Department of Biology

An Indiana University biologist has been awarded a five-year, $2.1 million grant from the National Institutes of Health’s National Institute of General Medical Sciences to decipher the molecular mechanisms of a family of proteins that modify and regulate RNA. Abnormal function of these proteins occurs in more than 35 human diseases, including neurological disorders, metabolic diseases and cancer. 

Over the past 10 years, research in the Hundley lab has been supported by funding from the American Cancer Society, the National Science Foundation and the National Institutes of Health. This funding has provided hands-on scientific training for three postdoctoral scholars, 15 graduate students and over 20 undergraduate researchers.

Building on this track record, Heather Hundley, the Sagalowsky Professor of Biology, was recently awarded a Maximizing Investigators Research Award (MIRA) from the National Institute of General Medical Sciences. The goal of MIRA is to increase the efficiency of NIGMS funding by providing investigators with greater stability and flexibility, thereby enhancing scientific productivity and the chances for important breakthroughs. 

“We’re excited to continue our work to uncover fundamental rules for how the ADAR family of RNA-binding proteins recognize and chemically modify RNA in cells,” Hundley said. “This topic has become increasingly important to understand as this family of RNA-binding proteins is being harnessed for personalized medicine approaches to correct mutations at the RNA level and improve human health.”

All living organisms must convert the information in our DNA into proteins that give our cells and tissues function, a process referred to as gene expression. RNA plays a central role in the gene expression.
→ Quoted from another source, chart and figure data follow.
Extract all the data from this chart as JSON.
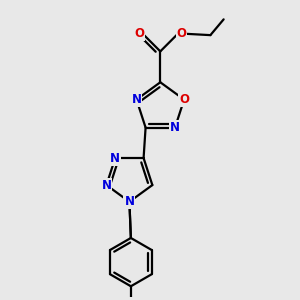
{
  "bg_color": "#e8e8e8",
  "bond_color": "#000000",
  "nitrogen_color": "#0000dd",
  "oxygen_color": "#dd0000",
  "line_width": 1.6,
  "figsize": [
    3.0,
    3.0
  ],
  "dpi": 100,
  "xlim": [
    0,
    10
  ],
  "ylim": [
    0,
    10
  ]
}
In particular, messenger RNA (mRNA) carries instructions for protein type and quantity, while RNA binding proteins interact with specific RNA sequences or structures to direct these processes.

Learning more about how the interactions between RNA and RNA-binding proteins differ in specific cell types and change during development is critical to understand both the biological function and pathological consequences of dysregulated interactions.

The proposed work in the MIRA award takes an integrated approach using both a model organism, Caenorhabditis elegans, and human glioblastoma (brain cancer) cell lines to connect the molecular mechanisms of RNA recognition by the ADAR proteins to functional consequences on gene expression in normal and diseased neurons. The work will address fundamental questions of how protein binding to target RNAs is influenced by cellular metabolism and how these events impact neuronal function.